Мирко стал понимать, что так обрадовало деда Рейо. Получалось, что Рейо и Неупокой встречались – и не где-нибудь, а вместе воевали за Камнем.
– А долго ли вы вместе прослужили? – спросил он Рейо.
– Долго ли? Да, почитай, восемь лет без малого. Как он пришел, я уж пять лет в гриднях был. И сдружились мы сразу почти, потому оба с севера были. И за Камень ходили, а то как же. А что теперь он? – спохватился дед. – Здрав ли? Я ведь, как денег-то скопил в достатке, домой подался, а он остался еще. Обещался заглянуть на обратном пути, да так и не явился. Я уж думать стал, не убит ли, пал от ворога? Жив, значит?
– Жив, – остановил старика Мирко. – Только вот со здоровьем… Не сладко ему досталось, когда кочевники с восхода пришли: половину рати радославской положили, князь Любомир тоже пал. А дяде глаз стрелой выбило. Левый. Он теперь повязку на нем носит.
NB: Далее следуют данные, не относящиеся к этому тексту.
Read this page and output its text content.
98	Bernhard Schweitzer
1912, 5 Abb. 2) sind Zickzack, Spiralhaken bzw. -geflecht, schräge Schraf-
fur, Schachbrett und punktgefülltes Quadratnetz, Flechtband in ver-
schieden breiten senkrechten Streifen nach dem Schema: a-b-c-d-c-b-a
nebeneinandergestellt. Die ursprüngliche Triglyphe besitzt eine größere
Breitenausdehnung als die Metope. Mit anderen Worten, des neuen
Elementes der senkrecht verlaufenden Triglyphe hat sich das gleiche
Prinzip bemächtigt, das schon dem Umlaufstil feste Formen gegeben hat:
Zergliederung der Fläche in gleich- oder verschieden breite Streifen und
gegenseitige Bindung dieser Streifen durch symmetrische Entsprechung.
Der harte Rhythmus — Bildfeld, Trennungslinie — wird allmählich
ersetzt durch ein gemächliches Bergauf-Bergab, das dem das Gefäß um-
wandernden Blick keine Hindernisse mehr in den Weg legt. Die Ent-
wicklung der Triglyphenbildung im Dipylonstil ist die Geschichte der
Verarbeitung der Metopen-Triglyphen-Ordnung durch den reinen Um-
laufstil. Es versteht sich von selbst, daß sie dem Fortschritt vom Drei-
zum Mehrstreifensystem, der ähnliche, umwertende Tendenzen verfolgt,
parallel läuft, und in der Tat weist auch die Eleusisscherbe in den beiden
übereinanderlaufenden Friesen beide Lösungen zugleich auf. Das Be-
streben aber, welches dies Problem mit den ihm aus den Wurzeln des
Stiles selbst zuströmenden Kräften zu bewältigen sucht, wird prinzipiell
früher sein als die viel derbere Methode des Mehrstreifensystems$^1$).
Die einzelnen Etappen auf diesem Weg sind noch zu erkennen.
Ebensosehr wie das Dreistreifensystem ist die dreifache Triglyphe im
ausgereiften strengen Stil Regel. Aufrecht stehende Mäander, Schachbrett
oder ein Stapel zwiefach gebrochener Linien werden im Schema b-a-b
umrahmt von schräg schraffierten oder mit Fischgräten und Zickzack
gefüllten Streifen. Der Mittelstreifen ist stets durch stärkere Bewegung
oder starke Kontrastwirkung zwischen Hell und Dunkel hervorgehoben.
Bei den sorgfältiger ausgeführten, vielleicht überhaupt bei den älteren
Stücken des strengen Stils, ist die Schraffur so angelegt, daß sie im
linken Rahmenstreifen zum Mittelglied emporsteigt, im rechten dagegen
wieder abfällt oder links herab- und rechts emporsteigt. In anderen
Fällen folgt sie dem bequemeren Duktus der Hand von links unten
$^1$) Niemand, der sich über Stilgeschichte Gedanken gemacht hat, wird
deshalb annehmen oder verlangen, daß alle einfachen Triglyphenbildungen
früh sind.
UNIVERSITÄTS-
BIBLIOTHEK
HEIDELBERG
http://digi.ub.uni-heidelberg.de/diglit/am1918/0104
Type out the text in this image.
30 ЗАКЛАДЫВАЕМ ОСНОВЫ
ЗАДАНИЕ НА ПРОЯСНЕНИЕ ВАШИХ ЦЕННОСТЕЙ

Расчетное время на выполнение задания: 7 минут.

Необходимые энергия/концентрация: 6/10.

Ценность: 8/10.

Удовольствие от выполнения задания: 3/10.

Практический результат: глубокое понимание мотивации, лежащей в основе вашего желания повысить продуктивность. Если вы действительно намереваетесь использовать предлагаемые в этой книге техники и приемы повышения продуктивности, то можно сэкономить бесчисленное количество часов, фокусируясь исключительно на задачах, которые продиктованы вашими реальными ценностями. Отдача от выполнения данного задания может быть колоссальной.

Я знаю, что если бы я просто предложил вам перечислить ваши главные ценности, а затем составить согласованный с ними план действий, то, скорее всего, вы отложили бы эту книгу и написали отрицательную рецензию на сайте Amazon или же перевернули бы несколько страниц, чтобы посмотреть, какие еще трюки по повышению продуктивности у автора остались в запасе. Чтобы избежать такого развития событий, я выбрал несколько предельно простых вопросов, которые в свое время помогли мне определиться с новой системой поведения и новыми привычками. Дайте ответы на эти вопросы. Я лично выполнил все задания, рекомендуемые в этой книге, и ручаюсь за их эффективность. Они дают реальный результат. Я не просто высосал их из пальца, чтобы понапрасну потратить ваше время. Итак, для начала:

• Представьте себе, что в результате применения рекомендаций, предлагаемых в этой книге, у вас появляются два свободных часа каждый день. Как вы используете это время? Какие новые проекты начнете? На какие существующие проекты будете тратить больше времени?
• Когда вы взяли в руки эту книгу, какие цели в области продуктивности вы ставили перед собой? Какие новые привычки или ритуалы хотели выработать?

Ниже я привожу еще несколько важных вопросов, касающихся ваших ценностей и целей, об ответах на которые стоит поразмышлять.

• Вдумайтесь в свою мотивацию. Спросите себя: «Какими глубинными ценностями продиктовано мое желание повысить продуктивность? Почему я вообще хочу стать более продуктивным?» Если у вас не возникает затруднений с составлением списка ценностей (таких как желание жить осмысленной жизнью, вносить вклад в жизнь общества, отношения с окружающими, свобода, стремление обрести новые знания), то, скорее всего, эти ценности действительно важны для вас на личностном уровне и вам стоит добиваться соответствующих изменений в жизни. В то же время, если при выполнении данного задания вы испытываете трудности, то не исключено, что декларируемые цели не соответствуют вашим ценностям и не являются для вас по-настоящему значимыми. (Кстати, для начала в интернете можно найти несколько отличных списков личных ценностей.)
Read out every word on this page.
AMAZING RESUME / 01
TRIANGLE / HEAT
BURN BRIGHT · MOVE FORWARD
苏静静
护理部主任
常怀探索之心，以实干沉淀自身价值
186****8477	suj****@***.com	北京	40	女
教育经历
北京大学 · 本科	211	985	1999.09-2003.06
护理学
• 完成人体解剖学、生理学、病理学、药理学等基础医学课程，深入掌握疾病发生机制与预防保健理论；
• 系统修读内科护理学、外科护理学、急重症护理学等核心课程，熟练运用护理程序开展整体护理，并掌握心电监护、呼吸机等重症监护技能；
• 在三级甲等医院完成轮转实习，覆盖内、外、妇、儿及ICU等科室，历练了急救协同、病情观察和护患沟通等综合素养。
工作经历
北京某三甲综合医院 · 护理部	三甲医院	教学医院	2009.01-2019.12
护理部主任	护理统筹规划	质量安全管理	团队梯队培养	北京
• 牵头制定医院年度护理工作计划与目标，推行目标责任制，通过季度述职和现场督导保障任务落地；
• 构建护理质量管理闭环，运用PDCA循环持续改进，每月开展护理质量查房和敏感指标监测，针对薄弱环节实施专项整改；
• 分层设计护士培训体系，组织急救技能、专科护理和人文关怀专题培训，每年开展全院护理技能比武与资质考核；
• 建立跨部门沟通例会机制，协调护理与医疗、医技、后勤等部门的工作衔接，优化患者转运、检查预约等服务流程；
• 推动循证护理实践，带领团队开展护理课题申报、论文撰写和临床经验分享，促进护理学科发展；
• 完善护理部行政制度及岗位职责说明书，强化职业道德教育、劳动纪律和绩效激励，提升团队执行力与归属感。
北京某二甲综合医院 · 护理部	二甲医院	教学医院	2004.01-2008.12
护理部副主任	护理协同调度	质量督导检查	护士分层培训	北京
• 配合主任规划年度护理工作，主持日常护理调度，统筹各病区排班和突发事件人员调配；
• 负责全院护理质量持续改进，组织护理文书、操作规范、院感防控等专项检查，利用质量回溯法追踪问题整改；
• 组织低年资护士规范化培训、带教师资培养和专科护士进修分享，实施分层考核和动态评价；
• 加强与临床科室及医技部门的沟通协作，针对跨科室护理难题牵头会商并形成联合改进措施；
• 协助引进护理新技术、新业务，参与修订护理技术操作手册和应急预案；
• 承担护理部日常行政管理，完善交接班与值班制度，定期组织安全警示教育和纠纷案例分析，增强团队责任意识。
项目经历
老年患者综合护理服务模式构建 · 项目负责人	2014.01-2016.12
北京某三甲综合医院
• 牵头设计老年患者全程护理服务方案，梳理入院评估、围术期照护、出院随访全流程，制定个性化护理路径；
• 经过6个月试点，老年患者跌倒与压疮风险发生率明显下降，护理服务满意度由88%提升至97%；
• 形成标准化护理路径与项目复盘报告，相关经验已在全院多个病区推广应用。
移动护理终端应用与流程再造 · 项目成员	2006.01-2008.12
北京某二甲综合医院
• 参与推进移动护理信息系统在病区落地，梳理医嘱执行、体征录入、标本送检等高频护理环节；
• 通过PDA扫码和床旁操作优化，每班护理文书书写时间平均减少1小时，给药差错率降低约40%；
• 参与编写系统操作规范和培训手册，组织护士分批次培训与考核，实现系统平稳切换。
А еще женился он, – поспешно рассказывал мякша.
– Вот это славно! – порадовался за друга дед. – Давно ли женился-то?
– Как раз после того, как бой тот злосчастный случился. Его одна вдова приютила, у нее тогда же мужа убили. Рубаха вот, она мне сшила. – Мирко потрогал для убедительности рубаху.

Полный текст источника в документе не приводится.